Help Support Gold Refining Forum:

This site may earn a commission from merchant affiliate links, including eBay, Amazon, and others.

raa

Member
Joined
Jan 30, 2017
Messages
14
Location
South-West England
So I am attempting my second ever refining session. My first involved gold fingers in Copper Chloride and produced the gold button in my avatar photo thanks to some guidance from the forum.

Now I am tackling 400g of gold plated material from motherboards, HDDs and wire wrap LAN sockets. I made up a sulphuric cell which worked OK (will do a write up later) and I am now working on refining the black sediment from the cell.

For whatever reason I was having trouble getting this material to dissolve using HCL/Bleach so I am trying poor mans AR for the first time using food grade Potassium Nitrate crystals.

My HCl/bleach process and subsequent attempts to drop with SMB got completely messed up and I ended up transferring everything to a bucket with some copper sheet. After a week or so I collected up the cemented sediment for another try, this time with the KNO3.

Before dissolving this material I took some initial steps of hot washes in HCL and distilled water to remove most of the base metals.

I made the classic rookie error of over adding the nitrate salt. I made this mistake because there was some insoluble non-metallic particles which I thought was undissolved Au :oops: !

Anyway, once I realised my mistake I started evaporating down the solution according to the denoxing method described by Hoke, I also decided to sacrifice my first (and only) gold button for the cause and dropped it in to help with using up the excess nitric.

Here's the mystery: because I don't own an electric hotplate, I'm using a gas stove along with a sand bath. To avoid having to stand over the process I was heating the solution to just below boiling then turning off the gas and leaving it unattended. The sand holds lots of heat so the process continues for a good 25 minutes.
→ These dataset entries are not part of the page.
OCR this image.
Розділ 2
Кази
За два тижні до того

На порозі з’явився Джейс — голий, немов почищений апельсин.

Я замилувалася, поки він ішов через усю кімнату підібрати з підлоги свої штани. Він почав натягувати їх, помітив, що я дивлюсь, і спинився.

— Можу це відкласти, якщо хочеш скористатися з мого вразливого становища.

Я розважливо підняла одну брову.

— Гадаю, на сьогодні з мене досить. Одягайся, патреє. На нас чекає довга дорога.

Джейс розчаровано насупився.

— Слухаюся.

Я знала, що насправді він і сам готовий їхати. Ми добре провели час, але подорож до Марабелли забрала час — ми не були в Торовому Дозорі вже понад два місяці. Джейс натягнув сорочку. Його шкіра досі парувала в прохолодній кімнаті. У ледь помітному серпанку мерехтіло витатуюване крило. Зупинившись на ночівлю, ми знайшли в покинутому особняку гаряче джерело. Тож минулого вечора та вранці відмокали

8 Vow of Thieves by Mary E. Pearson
I had to repeat this several times over 2 days.

Anyway sometimes I would end up leaving it for long enough to cool down completely and I noticed there were plenty of white crystals all over the bottom of the beaker . The crystals would go back into solution once it was re-heated and stirred.

I initially thought it was simply the KNO3 however on the last time I heated it all back up to redissolve the white crystals, my gold button was no longer reacting so I guess it might not have been KNO3. Could the white salt have been Potassium Chloride?

The button in my avatar was 1.5g and after being in the poor mans AR for several hours it is now 0.4g and no longer looks pretty!

How does over a gram of gold compare to what is normally required to denox AR? I am thinking I must have added a serious excess of KNO3.

Suffice to say i'll be a lot more careful with the Nitrate additions in future...
 
raa said:
I initially thought it was simply the KNO3 however on the last time I heated it all back up to redissolve the white crystals, my gold button was no longer reacting so I guess it might not have been KNO3. Could the white salt have been Potassium Chloride?
Most likely.

How does over a gram of gold compare to what is normally required to denox AR? I am thinking I must have added a serious excess of KNO3.
It depend on how much excess nitrate was added. If you only dissolved 1 gram of your button, you didn't overshoot all that terribly.

In the future, when you run into bits that don't want to dissolve, first decant the pregnant solution, then add a bit of fresh acid to the undissolved bits. The fresh acid will be stronger. Then test with stannous to see if any more gold dissolved.

Dave
 
Unfortunately almost everything has a white salt, so it can be very difficult to pinpoint what exactly you have.
The solubility of Lead Chloride varies dramatically with temperature, so that is a possibility.